At issue was the state’s application of the Colorado Anti-Discrimination Act that prohibits public-facing businesses from denying customers “full and equal enjoyment” of goods and services based on traits including sexual orientation. Lorie Smith, a devout Christian and graphic designer, works with clients regardless of such classifications, but she did not want to be forced to promote an understanding of marriage in conflict with her religious convictions.
The court recognized this as a clear case not only of an individual wishing to exercise free speech, but also one of a government wanting to compel messages it prefers. Gorsuch asserted that eliminating dissenting views on marriage was Colorado’s actual aim in this situation.
“If she wishes to speak, she must either speak as the State demands or face sanctions for expressing her own beliefs,” he wrote. “…Under our precedents, that ‘is enough,’ more than enough, to represent an impermissible abridgment of the First Amendment’s right to speak freely.”
Justice Sonia Sotomayor disagreed and issued a dissenting opinion lamenting the 303 Creative decision as “a sad day in American constitutional law and in the lives of LGBT people.” She said the focus in this case should not be on speech, but on the Colorado law’s general applicability against invidious discrimination that leaves the speech concern to be “incidental.”
But in a thorough and blistering critique of that dissent, Gorsuch countered that Sotomayor and her two colleagues seemed to be missing the actual facts of the case.
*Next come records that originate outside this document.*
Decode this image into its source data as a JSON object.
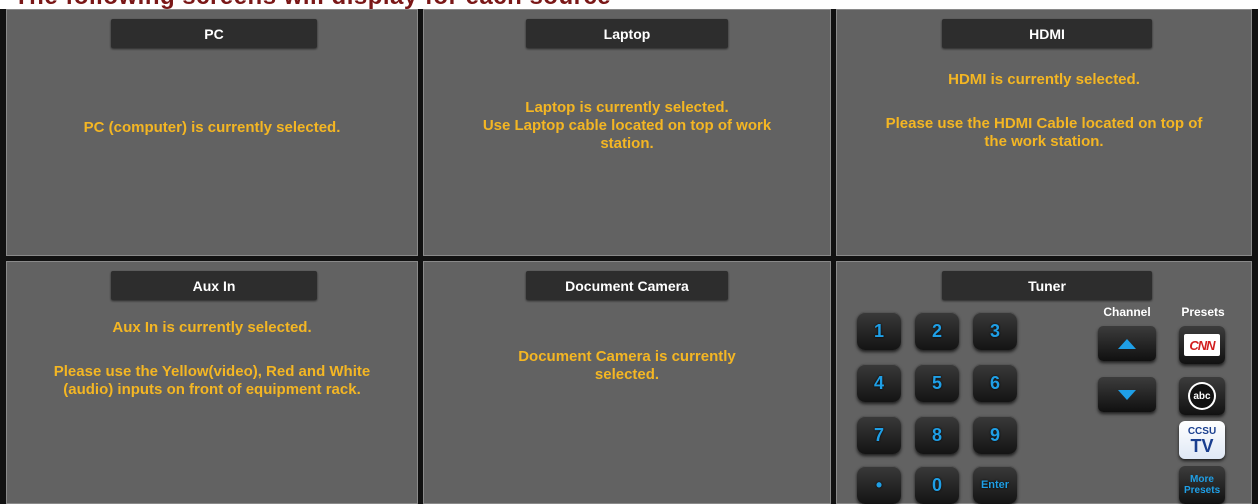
{
  "header": {
    "title": "The following screens will display for each source"
  },
  "panels": {
    "pc": {
      "label": "PC",
      "lines": [
        "PC (computer) is currently selected."
      ]
    },
    "laptop": {
      "label": "Laptop",
      "lines": [
        "Laptop is currently selected.",
        "Use Laptop cable located on top of work",
        "station."
      ]
    },
    "hdmi": {
      "label": "HDMI",
      "lines": [
        "HDMI is currently selected.",
        "",
        "Please use the HDMI Cable located on top of",
        "the work station."
      ]
    },
    "aux": {
      "label": "Aux In",
      "lines": [
        "Aux In is currently selected.",
        "",
        "Please use the Yellow(video), Red and White",
        "(audio) inputs on front of equipment rack."
      ]
    },
    "doccam": {
      "label": "Document Camera",
      "lines": [
        "Document Camera is currently",
        "selected."
      ]
    },
    "tuner": {
      "label": "Tuner",
      "keys": [
        "1",
        "2",
        "3",
        "4",
        "5",
        "6",
        "7",
        "8",
        "9",
        "•",
        "0",
        "Enter"
      ],
      "channel_label": "Channel",
      "presets_label": "Presets",
      "presets": {
        "cnn": "CNN",
        "abc": "abc",
        "ccsu_top": "CCSU",
        "ccsu_bottom": "TV",
        "more": "More Presets"
      }
    }
  },
  "colors": {
    "message": "#f4b623",
    "panel": "#626262",
    "key_text": "#1f9fe6",
    "header": "#7a1717"
  }
}
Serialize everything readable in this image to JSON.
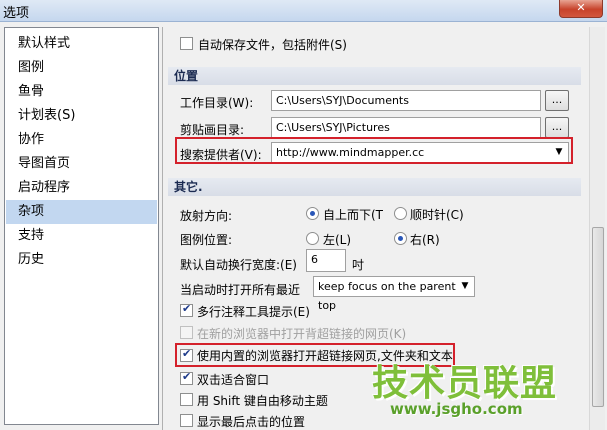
{
  "window": {
    "title": "选项",
    "close_glyph": "✕"
  },
  "sidebar": {
    "items": [
      {
        "label": "默认样式",
        "selected": false
      },
      {
        "label": "图例",
        "selected": false
      },
      {
        "label": "鱼骨",
        "selected": false
      },
      {
        "label": "计划表(S)",
        "selected": false
      },
      {
        "label": "协作",
        "selected": false
      },
      {
        "label": "导图首页",
        "selected": false
      },
      {
        "label": "启动程序",
        "selected": false
      },
      {
        "label": "杂项",
        "selected": true
      },
      {
        "label": "支持",
        "selected": false
      },
      {
        "label": "历史",
        "selected": false
      }
    ]
  },
  "content": {
    "autosave": {
      "label": "自动保存文件，包括附件(S)",
      "checked": false
    },
    "location_section": {
      "title": "位置"
    },
    "work_dir": {
      "label": "工作目录(W):",
      "value": "C:\\Users\\SYJ\\Documents",
      "browse": "..."
    },
    "clip_dir": {
      "label": "剪贴画目录:",
      "value": "C:\\Users\\SYJ\\Pictures",
      "browse": "..."
    },
    "search_provider": {
      "label": "搜索提供者(V):",
      "value": "http://www.mindmapper.cc"
    },
    "other_section": {
      "title": "其它."
    },
    "radial": {
      "label": "放射方向:",
      "option1": "自上而下(T",
      "option2": "顺时针(C)",
      "selected": "option1"
    },
    "legend_pos": {
      "label": "图例位置:",
      "option1": "左(L)",
      "option2": "右(R)",
      "selected": "option2"
    },
    "wrap_width": {
      "label": "默认自动换行宽度:(E)",
      "value": "6",
      "unit": "吋"
    },
    "auto_open": {
      "label": "当启动时打开所有最近",
      "value": "keep focus on the parent top"
    },
    "multiline_tips": {
      "label": "多行注释工具提示(E)",
      "checked": true
    },
    "open_new_browser": {
      "label": "在新的浏览器中打开背超链接的网页(K)",
      "checked": false,
      "disabled": true
    },
    "builtin_browser": {
      "label": "使用内置的浏览器打开超链接网页,文件夹和文本",
      "checked": true
    },
    "dblclick_fit": {
      "label": "双击适合窗口",
      "checked": true
    },
    "shift_move": {
      "label": "用 Shift 键自由移动主题",
      "checked": false
    },
    "show_last_pos": {
      "label": "显示最后点击的位置",
      "checked": false
    }
  },
  "watermark": {
    "main": "技术员联盟",
    "sub": "www.jsgho.com"
  },
  "colors": {
    "highlight_red": "#d4212b",
    "selection_blue": "#c2d7f0",
    "watermark_green": "#7fbf3a"
  }
}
Without belittling the importance of public accommodation laws, he explained how the record shows this is clearly one about expression. The key factor for Lorie Smith is not who is requesting a custom message from 303 Creative, it is what the message actually is. The dissenting justices, Gorsuch said, are forgetting the fundamental importance of protecting speech for all regardless of what one thinks of the message.
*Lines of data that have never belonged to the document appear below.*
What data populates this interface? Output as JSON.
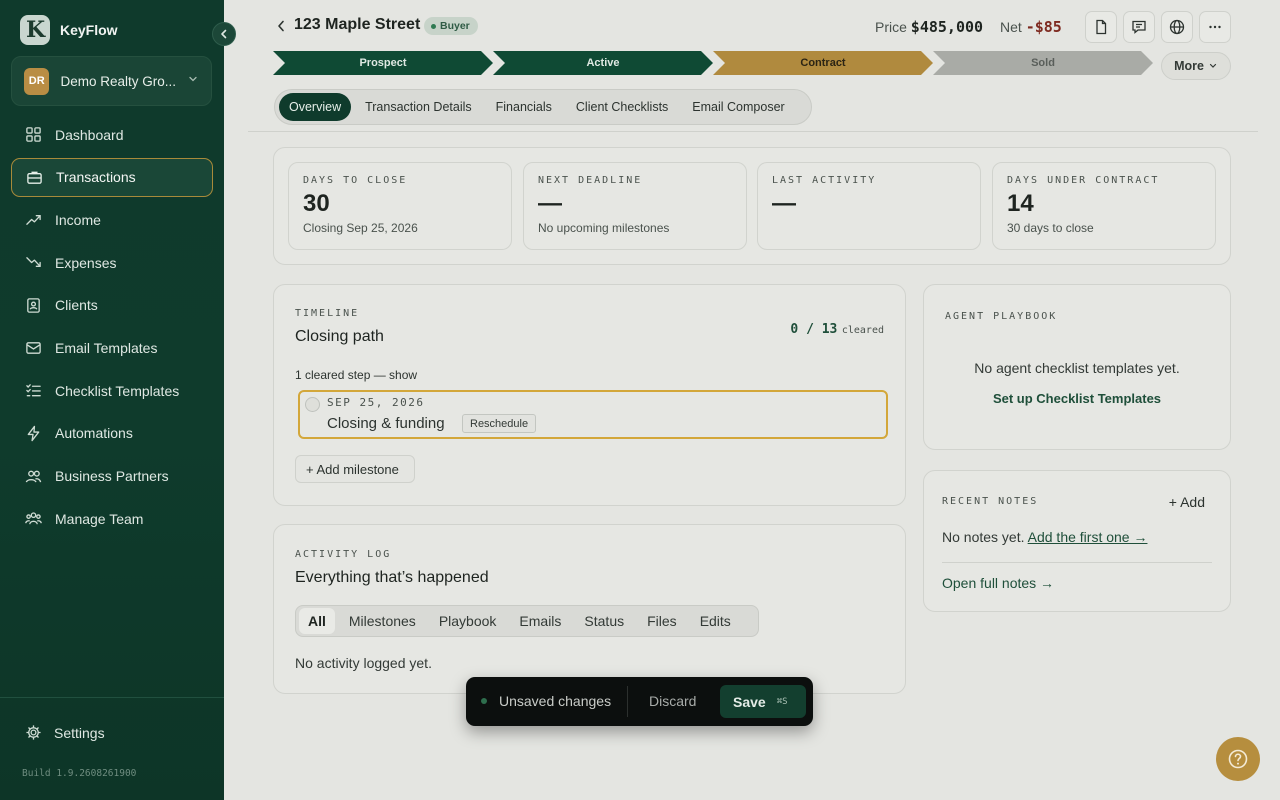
{
  "sidebar": {
    "brand": "KeyFlow",
    "org": {
      "initials": "DR",
      "name": "Demo Realty Gro..."
    },
    "items": [
      {
        "label": "Dashboard",
        "icon": "grid-icon"
      },
      {
        "label": "Transactions",
        "icon": "briefcase-icon",
        "active": true
      },
      {
        "label": "Income",
        "icon": "trend-up-icon"
      },
      {
        "label": "Expenses",
        "icon": "trend-down-icon"
      },
      {
        "label": "Clients",
        "icon": "contacts-icon"
      },
      {
        "label": "Email Templates",
        "icon": "mail-icon"
      },
      {
        "label": "Checklist Templates",
        "icon": "checklist-icon"
      },
      {
        "label": "Automations",
        "icon": "bolt-icon"
      },
      {
        "label": "Business Partners",
        "icon": "partners-icon"
      },
      {
        "label": "Manage Team",
        "icon": "team-icon"
      }
    ],
    "settings": "Settings",
    "build": "Build 1.9.2608261900"
  },
  "header": {
    "title": "123 Maple Street",
    "badge": "Buyer",
    "price_label": "Price",
    "price_value": "$485,000",
    "net_label": "Net",
    "net_value": "-$85"
  },
  "stages": {
    "items": [
      {
        "label": "Prospect",
        "state": "done",
        "color": "#0f4a34"
      },
      {
        "label": "Active",
        "state": "done",
        "color": "#0f4a34"
      },
      {
        "label": "Contract",
        "state": "current",
        "color": "#b08a3e"
      },
      {
        "label": "Sold",
        "state": "pending",
        "color": "#a9aba6"
      }
    ],
    "more": "More"
  },
  "tabs": [
    "Overview",
    "Transaction Details",
    "Financials",
    "Client Checklists",
    "Email Composer"
  ],
  "stats": [
    {
      "label": "DAYS TO CLOSE",
      "value": "30",
      "sub": "Closing Sep 25, 2026"
    },
    {
      "label": "NEXT DEADLINE",
      "value": "—",
      "sub": "No upcoming milestones"
    },
    {
      "label": "LAST ACTIVITY",
      "value": "—",
      "sub": ""
    },
    {
      "label": "DAYS UNDER CONTRACT",
      "value": "14",
      "sub": "30 days to close"
    }
  ],
  "timeline": {
    "label": "TIMELINE",
    "title": "Closing path",
    "count": "0 / 13",
    "count_suffix": "cleared",
    "cleared_note": "1 cleared step — show",
    "milestone": {
      "date": "SEP 25, 2026",
      "name": "Closing & funding",
      "action": "Reschedule"
    },
    "add": "+ Add milestone"
  },
  "playbook": {
    "label": "AGENT PLAYBOOK",
    "empty": "No agent checklist templates yet.",
    "link": "Set up Checklist Templates"
  },
  "notes": {
    "label": "RECENT NOTES",
    "add": "+ Add",
    "empty": "No notes yet.",
    "first_link": "Add the first one →",
    "open": "Open full notes →"
  },
  "activity": {
    "label": "ACTIVITY LOG",
    "title": "Everything that’s happened",
    "filters": [
      "All",
      "Milestones",
      "Playbook",
      "Emails",
      "Status",
      "Files",
      "Edits"
    ],
    "empty": "No activity logged yet."
  },
  "savebar": {
    "text": "Unsaved changes",
    "discard": "Discard",
    "save": "Save",
    "shortcut": "⌘S"
  },
  "colors": {
    "brand": "#0f3b2c",
    "accent": "#b08a3e",
    "negative": "#7e2a20"
  }
}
“By approving a government’s effort to ‘eliminate’ disfavored ‘ideas,’ today’s dissent is emblematic of an unfortunate tendency by some to defend First Amendment values only when they find the speaker’s message sympathetic,” he wrote.
Alliance Defending Freedom, which represented 303 Creative, lauded the ruling as a victory for the liberty of all Americans regardless of whether one agrees with Lorie Smith or not.
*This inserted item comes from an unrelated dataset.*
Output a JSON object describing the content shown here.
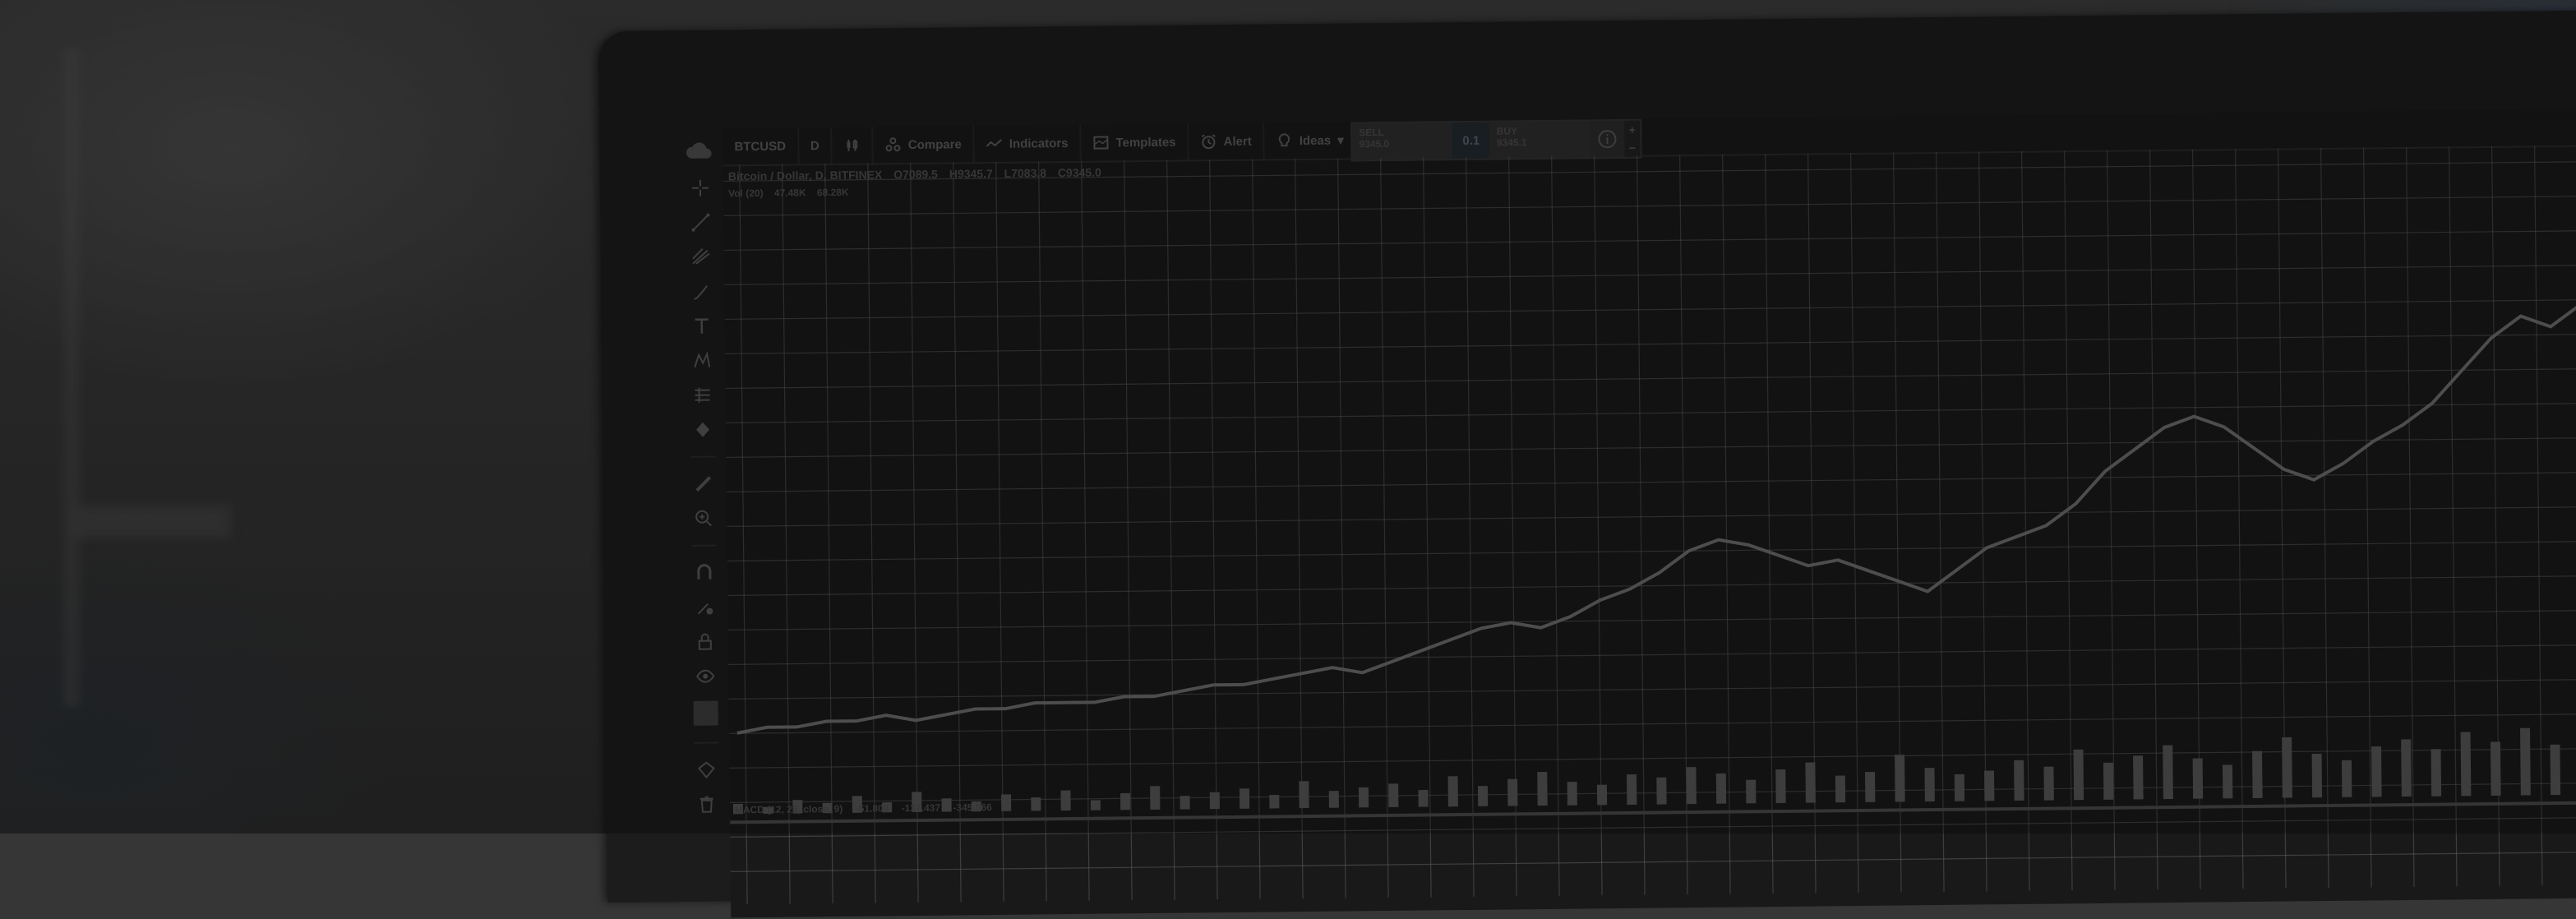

“Disagreement isn’t discrimination, and the government can’t mislabel speech as discrimination to censor it,” said ADF president Kristen Waggoner.
ADF also noted the importance of this ruling in light of other instances of coercion that have left artists exposed to significant fines or effectively pushed out of business. But more battles may be coming. Colorado Attorney General Phil Weiser for one seemed to redouble in resolve after the ruling’s rebuke.
“I stand firmly with the LGBTQ community. We have come too far in the struggle for freedom and equality to give ground now,” he said. “And we will continue to fight other attempts to rollback our anti-discrimination laws.”
ECFA welcomes this ruling upholding free speech. We will continue to monitor similar challenges to First Amendment freedoms.